Charles Darwin is noted for his theories on natural selection and evolution, but during his time, many other natural scientists had proposed evolutionary theories. The fact of evolution was accepted by the scientific community during Darwin’s lifetime largely as a result of his own work, and by the 1930s his theories were widely known as the overriding explanation for how the diversity of life had come about.
Darwin was born in February 1809, in Shropshire, England. His own grandfather, Erasmus Darwin, was a noted naturalist with evolutionary theories of his own. In fact, Erasmus Darwin was one of the first to formulate and publish a formal evolutionary theory, in Zoomania, or, the Laws of Organic Life. Erasmus Darwin never speculated on any subject related to natural selection itself, but there is no doubt that his theories were noted and elaborated upon by his grandson some sixty years later.
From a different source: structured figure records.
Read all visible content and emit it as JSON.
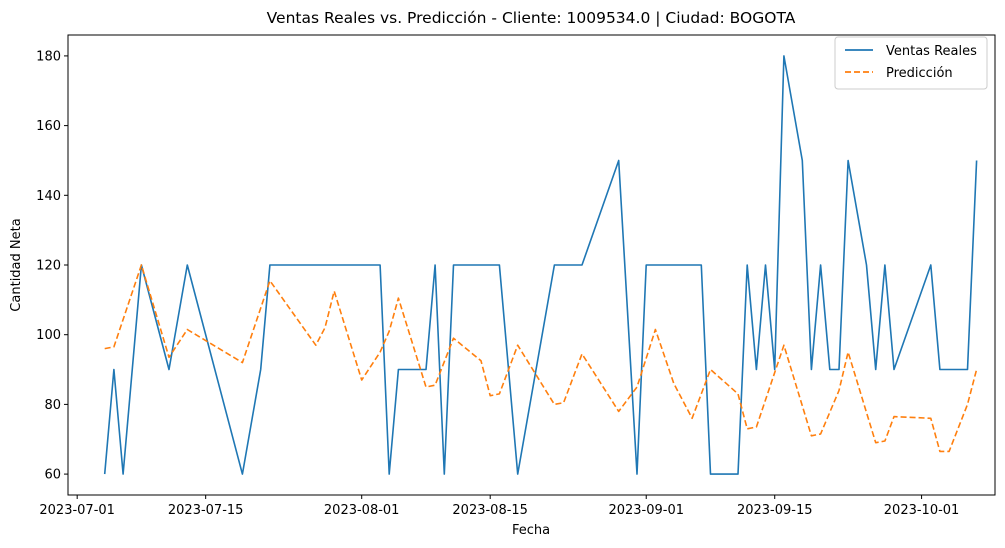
{
  "chart_data": {
    "type": "line",
    "title": "Ventas Reales vs. Predicción - Cliente: 1009534.0 | Ciudad: BOGOTA",
    "xlabel": "Fecha",
    "ylabel": "Cantidad Neta",
    "x_range": [
      "2023-06-30",
      "2023-10-09"
    ],
    "ylim": [
      54,
      186
    ],
    "x_ticks": [
      "2023-07-01",
      "2023-07-15",
      "2023-08-01",
      "2023-08-15",
      "2023-09-01",
      "2023-09-15",
      "2023-10-01"
    ],
    "y_ticks": [
      60,
      80,
      100,
      120,
      140,
      160,
      180
    ],
    "grid": false,
    "legend_position": "top-right",
    "series": [
      {
        "name": "Ventas Reales",
        "color": "#1f77b4",
        "style": "solid",
        "points": [
          [
            "2023-07-04",
            60
          ],
          [
            "2023-07-05",
            90
          ],
          [
            "2023-07-06",
            60
          ],
          [
            "2023-07-08",
            120
          ],
          [
            "2023-07-11",
            90
          ],
          [
            "2023-07-13",
            120
          ],
          [
            "2023-07-19",
            60
          ],
          [
            "2023-07-21",
            90
          ],
          [
            "2023-07-22",
            120
          ],
          [
            "2023-08-03",
            120
          ],
          [
            "2023-08-04",
            60
          ],
          [
            "2023-08-05",
            90
          ],
          [
            "2023-08-08",
            90
          ],
          [
            "2023-08-09",
            120
          ],
          [
            "2023-08-10",
            60
          ],
          [
            "2023-08-11",
            120
          ],
          [
            "2023-08-16",
            120
          ],
          [
            "2023-08-18",
            60
          ],
          [
            "2023-08-22",
            120
          ],
          [
            "2023-08-25",
            120
          ],
          [
            "2023-08-29",
            150
          ],
          [
            "2023-08-31",
            60
          ],
          [
            "2023-09-01",
            120
          ],
          [
            "2023-09-07",
            120
          ],
          [
            "2023-09-08",
            60
          ],
          [
            "2023-09-11",
            60
          ],
          [
            "2023-09-12",
            120
          ],
          [
            "2023-09-13",
            90
          ],
          [
            "2023-09-14",
            120
          ],
          [
            "2023-09-15",
            90
          ],
          [
            "2023-09-16",
            180
          ],
          [
            "2023-09-18",
            150
          ],
          [
            "2023-09-19",
            90
          ],
          [
            "2023-09-20",
            120
          ],
          [
            "2023-09-21",
            90
          ],
          [
            "2023-09-22",
            90
          ],
          [
            "2023-09-23",
            150
          ],
          [
            "2023-09-25",
            120
          ],
          [
            "2023-09-26",
            90
          ],
          [
            "2023-09-27",
            120
          ],
          [
            "2023-09-28",
            90
          ],
          [
            "2023-10-02",
            120
          ],
          [
            "2023-10-03",
            90
          ],
          [
            "2023-10-06",
            90
          ],
          [
            "2023-10-07",
            150
          ]
        ]
      },
      {
        "name": "Predicción",
        "color": "#ff7f0e",
        "style": "dashed",
        "points": [
          [
            "2023-07-04",
            96
          ],
          [
            "2023-07-05",
            96.5
          ],
          [
            "2023-07-08",
            120
          ],
          [
            "2023-07-11",
            93.5
          ],
          [
            "2023-07-13",
            101.5
          ],
          [
            "2023-07-19",
            92
          ],
          [
            "2023-07-22",
            115.5
          ],
          [
            "2023-07-27",
            97
          ],
          [
            "2023-07-28",
            102
          ],
          [
            "2023-07-29",
            112.5
          ],
          [
            "2023-08-01",
            87
          ],
          [
            "2023-08-03",
            95
          ],
          [
            "2023-08-04",
            101
          ],
          [
            "2023-08-05",
            110.5
          ],
          [
            "2023-08-08",
            85
          ],
          [
            "2023-08-09",
            85.5
          ],
          [
            "2023-08-11",
            99
          ],
          [
            "2023-08-14",
            92.5
          ],
          [
            "2023-08-15",
            82.5
          ],
          [
            "2023-08-16",
            83
          ],
          [
            "2023-08-18",
            97
          ],
          [
            "2023-08-22",
            80
          ],
          [
            "2023-08-23",
            80.5
          ],
          [
            "2023-08-25",
            94.5
          ],
          [
            "2023-08-29",
            78
          ],
          [
            "2023-08-31",
            85
          ],
          [
            "2023-09-02",
            101.5
          ],
          [
            "2023-09-04",
            86
          ],
          [
            "2023-09-06",
            76
          ],
          [
            "2023-09-08",
            90
          ],
          [
            "2023-09-11",
            83
          ],
          [
            "2023-09-12",
            73
          ],
          [
            "2023-09-13",
            73.5
          ],
          [
            "2023-09-16",
            97
          ],
          [
            "2023-09-19",
            71
          ],
          [
            "2023-09-20",
            71.5
          ],
          [
            "2023-09-22",
            84
          ],
          [
            "2023-09-23",
            95
          ],
          [
            "2023-09-26",
            69
          ],
          [
            "2023-09-27",
            69.5
          ],
          [
            "2023-09-28",
            76.5
          ],
          [
            "2023-10-02",
            76
          ],
          [
            "2023-10-03",
            66.5
          ],
          [
            "2023-10-04",
            66.5
          ],
          [
            "2023-10-06",
            80
          ],
          [
            "2023-10-07",
            90
          ]
        ]
      }
    ]
  }
}
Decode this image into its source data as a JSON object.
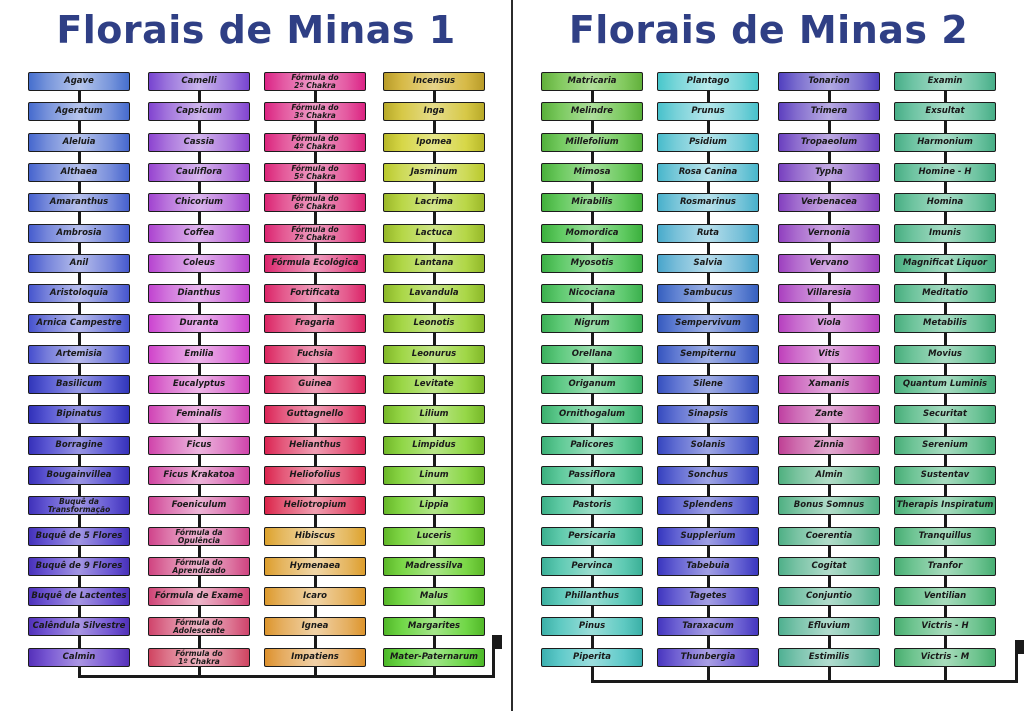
{
  "left": {
    "title": "Florais de Minas 1",
    "columns": [
      [
        "Agave",
        "Ageratum",
        "Aleluia",
        "Althaea",
        "Amaranthus",
        "Ambrosia",
        "Anil",
        "Aristoloquia",
        "Arnica Campestre",
        "Artemisia",
        "Basilicum",
        "Bipinatus",
        "Borragine",
        "Bougainvillea",
        "Buquê da\nTransformação",
        "Buquê de 5 Flores",
        "Buquê de 9 Flores",
        "Buquê de Lactentes",
        "Calêndula Silvestre",
        "Calmin"
      ],
      [
        "Camelli",
        "Capsicum",
        "Cassia",
        "Cauliflora",
        "Chicorium",
        "Coffea",
        "Coleus",
        "Dianthus",
        "Duranta",
        "Emilia",
        "Eucalyptus",
        "Feminalis",
        "Ficus",
        "Ficus Krakatoa",
        "Foeniculum",
        "Fórmula da\nOpulência",
        "Fórmula do\nAprendizado",
        "Fórmula de Exame",
        "Fórmula do\nAdolescente",
        "Fórmula do\n1º Chakra"
      ],
      [
        "Fórmula do\n2º Chakra",
        "Fórmula do\n3º Chakra",
        "Fórmula do\n4º Chakra",
        "Fórmula do\n5º Chakra",
        "Fórmula do\n6º Chakra",
        "Fórmula do\n7º Chakra",
        "Fórmula Ecológica",
        "Fortificata",
        "Fragaria",
        "Fuchsia",
        "Guinea",
        "Guttagnello",
        "Helianthus",
        "Heliofolius",
        "Heliotropium",
        "Hibiscus",
        "Hymenaea",
        "Icaro",
        "Ignea",
        "Impatiens"
      ],
      [
        "Incensus",
        "Inga",
        "Ipomea",
        "Jasminum",
        "Lacrima",
        "Lactuca",
        "Lantana",
        "Lavandula",
        "Leonotis",
        "Leonurus",
        "Levitate",
        "Lilium",
        "Limpidus",
        "Linum",
        "Lippia",
        "Luceris",
        "Madressilva",
        "Malus",
        "Margarites",
        "Mater-Paternarum"
      ]
    ]
  },
  "right": {
    "title": "Florais de Minas 2",
    "columns": [
      [
        "Matricaria",
        "Melindre",
        "Millefolium",
        "Mimosa",
        "Mirabilis",
        "Momordica",
        "Myosotis",
        "Nicociana",
        "Nigrum",
        "Orellana",
        "Origanum",
        "Ornithogalum",
        "Palicores",
        "Passiflora",
        "Pastoris",
        "Persicaria",
        "Pervinca",
        "Phillanthus",
        "Pinus",
        "Piperita"
      ],
      [
        "Plantago",
        "Prunus",
        "Psidium",
        "Rosa Canina",
        "Rosmarinus",
        "Ruta",
        "Salvia",
        "Sambucus",
        "Sempervivum",
        "Sempiternu",
        "Silene",
        "Sinapsis",
        "Solanis",
        "Sonchus",
        "Splendens",
        "Supplerium",
        "Tabebuia",
        "Tagetes",
        "Taraxacum",
        "Thunbergia"
      ],
      [
        "Tonarion",
        "Trimera",
        "Tropaeolum",
        "Typha",
        "Verbenacea",
        "Vernonia",
        "Vervano",
        "Villaresia",
        "Viola",
        "Vitis",
        "Xamanis",
        "Zante",
        "Zinnia",
        "Almin",
        "Bonus Somnus",
        "Coerentia",
        "Cogitat",
        "Conjuntio",
        "Efluvium",
        "Estimilis"
      ],
      [
        "Examin",
        "Exsultat",
        "Harmonium",
        "Homine - H",
        "Homina",
        "Imunis",
        "Magnificat Liquor",
        "Meditatio",
        "Metabilis",
        "Movius",
        "Quantum Luminis",
        "Securitat",
        "Serenium",
        "Sustentav",
        "Therapis Inspiratum",
        "Tranquillus",
        "Tranfor",
        "Ventilian",
        "Victris - H",
        "Victris - M"
      ]
    ]
  }
}
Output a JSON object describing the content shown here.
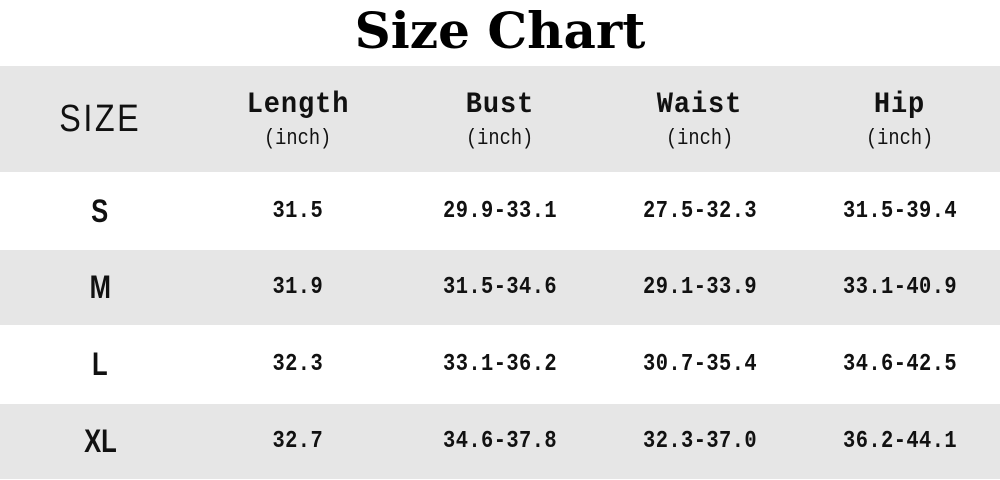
{
  "title": "Size Chart",
  "chart_data": {
    "type": "table",
    "title": "Size Chart",
    "columns": [
      {
        "label": "SIZE",
        "unit": ""
      },
      {
        "label": "Length",
        "unit": "(inch)"
      },
      {
        "label": "Bust",
        "unit": "(inch)"
      },
      {
        "label": "Waist",
        "unit": "(inch)"
      },
      {
        "label": "Hip",
        "unit": "(inch)"
      }
    ],
    "rows": [
      [
        "S",
        "31.5",
        "29.9-33.1",
        "27.5-32.3",
        "31.5-39.4"
      ],
      [
        "M",
        "31.9",
        "31.5-34.6",
        "29.1-33.9",
        "33.1-40.9"
      ],
      [
        "L",
        "32.3",
        "33.1-36.2",
        "30.7-35.4",
        "34.6-42.5"
      ],
      [
        "XL",
        "32.7",
        "34.6-37.8",
        "32.3-37.0",
        "36.2-44.1"
      ]
    ],
    "colors": {
      "stripe": "#e6e6e6",
      "background": "#ffffff",
      "text": "#111111"
    }
  }
}
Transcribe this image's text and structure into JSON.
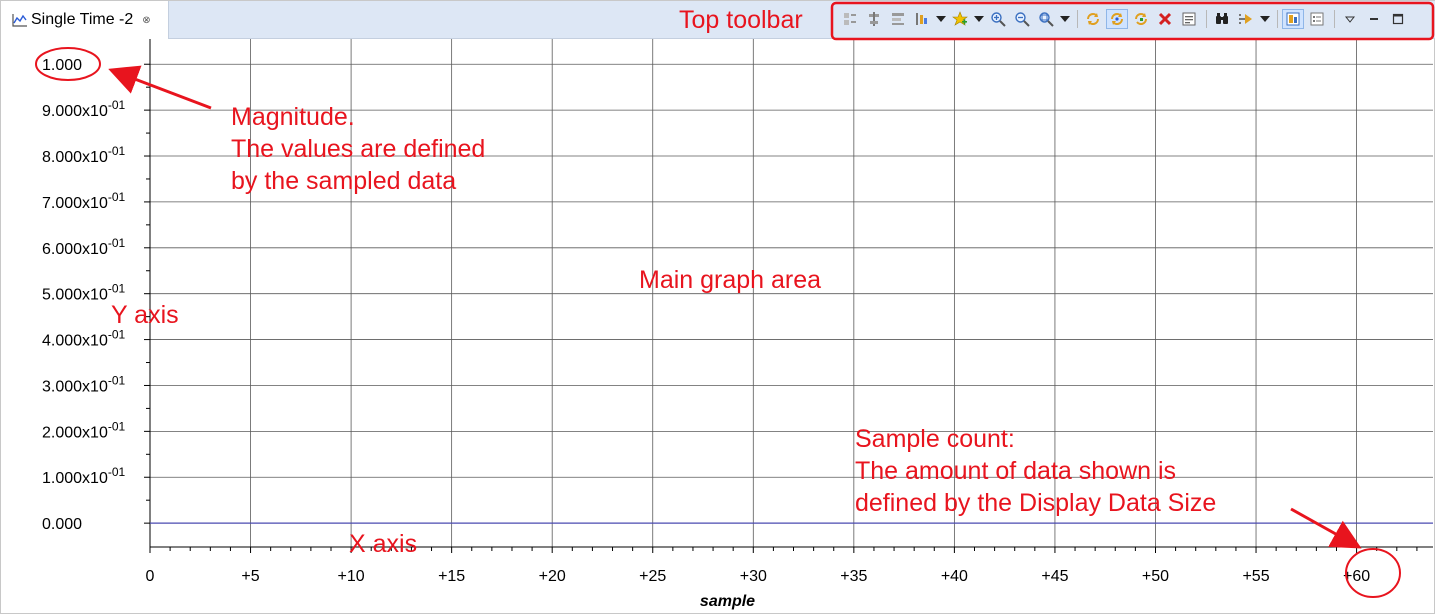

Erasmus Darwin’s ideas on evolution were more Lamarckian in nature, but he also theorized about the influence of sexual selection (which Charles Darwin would become an avid proponent of), noting that competition among individuals of a species could cause changes in the species, “The final course of this contest among males seems to be, that the strongest and most active animal should propagate the species which should thus be improved.”
As a child, Darwin was apparently something of a slow and lazy learner, finding the subjects of the day—Greek, ancient history, and the classics—uninteresting. However, he ended up with a deep love of natural science, in part due to summer vacations spent hiking in northern Wales, and also thanks to the chemistry lab his own brother had built in the garden of the family home, where he likely learned some of the skills and techniques which are crucial in scientific experimentation.
In October 1825 Darwin entered medical school, where he attended geology lectures. Ironically, he found them boring and vowed to ignore the subject entirely. During his years of medical study he learned the art of taxidermy, joined the Plinian Society (a group which espoused scientific rather than spiritual or supernatural principles), and became friends with Robert Grant, a zoology professor, with whom he discussed marine biology and the evolutionist Lamarck.
After just a couple of years, Darwin left medical school, and his father, not wanting him to remain idle, sent him to Cambridge University to study for the clergy. Here, too, he did not take his studies seriously, but did take up a new hobby: beetle collecting, which, again, was valuable in the development of new scientific skills. During his years at Cambridge, Darwin befriended the Reverend John Henslow, a professor who encouraged Darwin’s interest in the natural world and had significant influence on his decision to become a naturalist.